The Declaration of Liberty was written in the summer before the raid on Harpers Ferry while Brown and his party were secretly preparing at the Kennedy Farm. It was most likely transcribed by Owen Brown while his father dictated, as Owen often acted as a secretary for his father. Even though the Declaration contains Brown's uniquely accented semantic style, it is written in Owen's handwriting. The other members of Brown's movement may have participated in the creation of the Declaration as well.
It is obvious while reading the Declaration that it closely emulates the language of the Declaration of Independence. However, Brown's Declaration of Liberty calls out the contradictions of the original Declaration, specifically on the matter of slavery. Brown may have written the Declaration in response to the wavering support of his movement in the wake of his bloody campaign in Kansas, where he brutally murdered a number of plantation owners while freeing their slaves in 1856. The Declaration was designed to establish a more definitive message about his cause and to re-invigorate his associates.

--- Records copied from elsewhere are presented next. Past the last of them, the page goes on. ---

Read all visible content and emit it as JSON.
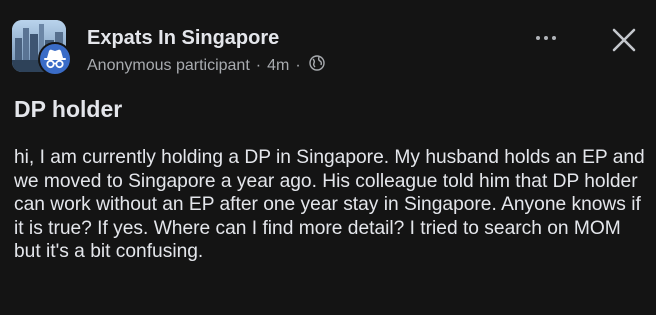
{
  "header": {
    "group_name": "Expats In Singapore",
    "author": "Anonymous participant",
    "separator": "·",
    "time": "4m",
    "privacy_icon": "globe-icon",
    "group_avatar_icon": "city-skyline-avatar",
    "author_avatar_icon": "incognito-icon",
    "more_icon": "more-dots-icon",
    "close_icon": "close-icon"
  },
  "post": {
    "title": "DP holder",
    "body": "hi, I am currently holding a DP in Singapore. My husband holds an EP and we moved to Singapore a year ago. His colleague told him that DP holder can work without an EP after one year stay in Singapore. Anyone knows if it is true? If yes. Where can I find more detail? I tried to search on MOM but it's a bit confusing."
  },
  "colors": {
    "background": "#141414",
    "primary_text": "#e4e6eb",
    "secondary_text": "#a8abaf",
    "anonymous_badge": "#3a6cc7"
  }
}
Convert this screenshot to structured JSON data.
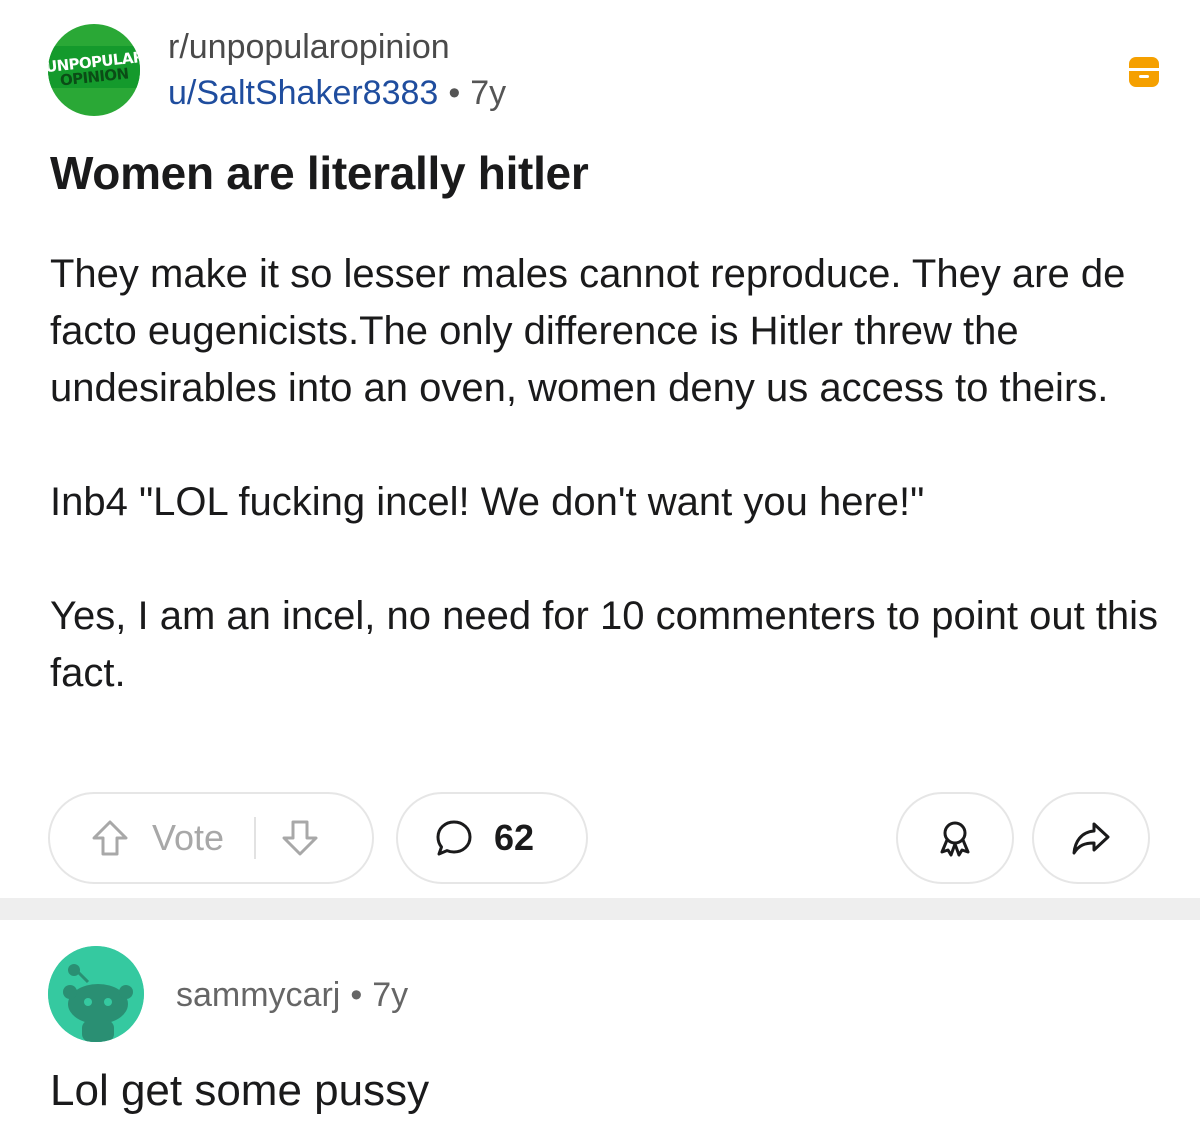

The Declaration of Liberty can only be understood in the context of John Brown's personal goals, the attack on Harpers Ferry, and rift between Americans in 1859. As an ironic invocation of the Declaration of Independence, it effectively illuminates the contradictions inherent in the institution of slavery. But the Declaration of Liberty also served as the manifesto for Brown's entire movement. To read the Declaration is to understand what drove 18 young men and their leader to attempt a nearly suicidal assault of Harpers Ferry in the pursuit of freedom. Although the raid failed, the message of the Declaration of Liberty lived on to incite the Civil War.
Sources:
W. E. B. Du Bois, John Brown (New York: International Publishers, 1962).
H. W. Flournoy, ed., Calendar of Virginia State Papers and Other Manuscripts from January 1, 1836, to April 15, 1869; Preserved in the Capitol at Richmond, vol. 11 (Richmond, VA, 1893), 275-279.
Tony Horwitz, Midnight Rising: John Brown and the Raid that Sparked the Civil War (New York: Henry Holt, 2011).
Robert L. Tsai, "John Brown's Constitution," Boston College Law Review 51, no. 1 (2010): 151-207.